President of Azad Kashmir
- In office 25 August 2016 – 25 August 2021
- Prime Minister: Raja Farooq Haider Abdul Qayyum Khan Niazi
- Preceded by: Sardar Muhammad Yaqoob Khan
- Succeeded by: Sultan Mehmood Chaudhry

Permanent Representative of Pakistan to the United Nations
- In office 11 October 2012 – 7 February 2015
- President: Asif Ali Zardari Mamnoon Hussain
- Prime Minister: Raja Pervaiz Ashraf Nawaz Sharif
- Preceded by: Hussain Haroon
- Succeeded by: Maleeha Lodhi

Pakistani Ambassador to China
- In office September 2008 – September 2012
- Appointed by: Yousaf Raza Gillani

Personal details
- Born: Rawalakot, Poonch District, Azad Kashmir

= Masood Khan =

Pakistani-Kashmiri diplomat

Masood Khan is a retired Pakistani-Kashmiri diplomat who served as Pakistan's Ambassador to the United States. Khan also served as the 27th President of Azad Kashmir. Khan joined the Foreign Service of Pakistan in 1980. From August 2003 to March 2005, he served as the Spokesperson of the Ministry of Foreign Affairs, Pakistan's Ambassador and Permanent Representative to the United Nations and International Organisations in Geneva, Switzerland, from 2005 to 2008, Pakistan's Ambassador to China between September 2008 and September 2012 and as Pakistan's Permanent Representative to the United Nations, New York, between 11 October 2012 and 7 February 2015.
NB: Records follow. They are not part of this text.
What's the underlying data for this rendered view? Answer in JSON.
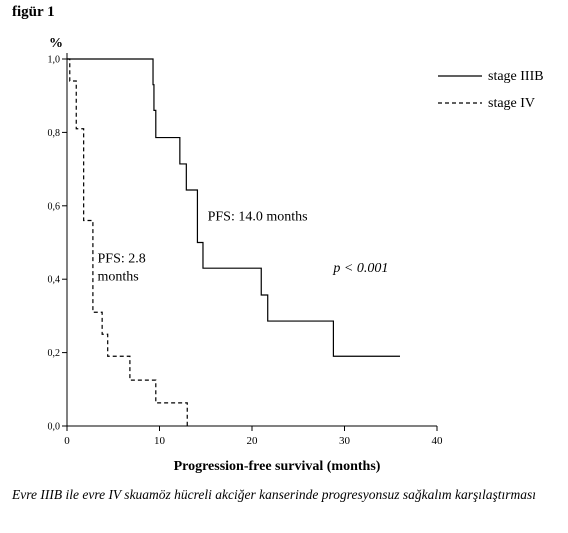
{
  "figure_label": "figür 1",
  "caption": "Evre IIIB ile evre IV skuamöz hücreli akciğer kanserinde progresyonsuz sağkalım karşılaştırması",
  "chart_data": {
    "type": "line",
    "step": true,
    "title": "",
    "xlabel": "Progression-free survival  (months)",
    "ylabel": "%",
    "xlim": [
      0,
      40
    ],
    "ylim": [
      0,
      1
    ],
    "x_ticks": [
      0,
      10,
      20,
      30,
      40
    ],
    "x_tick_labels": [
      "0",
      "10",
      "20",
      "30",
      "40"
    ],
    "y_ticks": [
      0,
      0.2,
      0.4,
      0.6,
      0.8,
      1.0
    ],
    "y_tick_labels": [
      "0,0",
      "0,2",
      "0,4",
      "0,6",
      "0,8",
      "1,0"
    ],
    "grid": false,
    "legend_position": "top-right",
    "series": [
      {
        "name": "stage IIIB",
        "line_style": "solid",
        "x": [
          0,
          9.2,
          9.3,
          9.4,
          9.6,
          12.2,
          12.9,
          14.1,
          14.7,
          21.0,
          21.7,
          28.8,
          36.0
        ],
        "y": [
          1.0,
          1.0,
          0.93,
          0.86,
          0.786,
          0.714,
          0.643,
          0.5,
          0.43,
          0.357,
          0.286,
          0.19,
          0.19
        ]
      },
      {
        "name": "stage IV",
        "line_style": "dashed",
        "x": [
          0,
          0.3,
          1.0,
          1.8,
          2.8,
          3.2,
          3.8,
          4.4,
          6.8,
          9.6,
          13.0
        ],
        "y": [
          1.0,
          0.94,
          0.81,
          0.56,
          0.31,
          0.31,
          0.25,
          0.19,
          0.125,
          0.063,
          0.0
        ]
      }
    ],
    "annotations": [
      {
        "id": "pfs-iiib",
        "lines": [
          "PFS: 14.0 months"
        ],
        "x": 15.2,
        "y": 0.56
      },
      {
        "id": "pfs-iv",
        "lines": [
          "PFS: 2.8",
          "months"
        ],
        "x": 3.3,
        "y": 0.445
      },
      {
        "id": "p-value",
        "lines": [
          "p < 0.001"
        ],
        "x": 28.8,
        "y": 0.42,
        "italic": true
      }
    ]
  }
}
He served as the Director General of Institute of Strategic Studies Islamabad between February 2015 and 4 August 2016.

==Early life and diplomatic career==
Khan was born in Rawalakot, Poonch District of Azad Kashmir. When he was in his twenties, he worked as a TV newscaster in English.

Khan holds a master's degree in English and joined the Foreign Service of Pakistan in 1980. His foreign assignments include: Third Secretary in Beijing (1984–1986), Second Secretary and First Secretary at The Hague (1986–1989) and Counselor at United Nations New York (1993–1997) and Political Counselor in Washington, D.C. (1997–2002).

His assignments at the Ministry of Foreign Affairs include: section officer for Europe, Iran and South Asian countries (1980–1982), director for Economic Cooperation Organization, Overseas Pakistanis and International Conferences (1990–1991), director for Secretary General's office (1991–1992), director-general for East Asia and Pacific (2002–2003), director-general for United Nations and Organisation of the Islamic Conference (2003–2004) and spokesman for Pakistan Foreign Office (2003–2005). Masood Khan retired as a career diplomat in 2015.

==Ambassadorial career==
Masood Khan was appointed as Pakistan's permanent representative to United Nations Office at Geneva in March 2005. During this time, he stayed as chairman for many forums including International Organization for Migration Council, Group of 77 at Geneva, Government Group of International Labour Organization (ILO), Conference on Disarmament and Organisation of the Islamic Conference at Geneva. He also served as the President for the Sixth Review Conference of the Biological Toxins and Weapons Convention.

In September 2008, Masood Khan was appointed as Pakistan's Ambassador to People's Republic of China replacing Salman Bashir who proceeded as Foreign Secretary at Ministry of Foreign Affairs.

In October 2012, he was appointed as Pakistan's Permanent Representative to the United Nations, New York.

In 2022, Khan started serving as Pakistan's Ambassador to the United States.

== Political views ==

=== Support for Kashmiri separatism ===
Masood Khan has shown support for Kashmiri separatism, including calling Burhan Wani, an influential slain Islamist militant, a "hero."

== Writings ==
Masood Khan's publications include the article "Balancing Geo-economics with Geo-politics" as part of Pakistan's first National Security Policy release, where he calls for regional economic integration as well potential peace with India.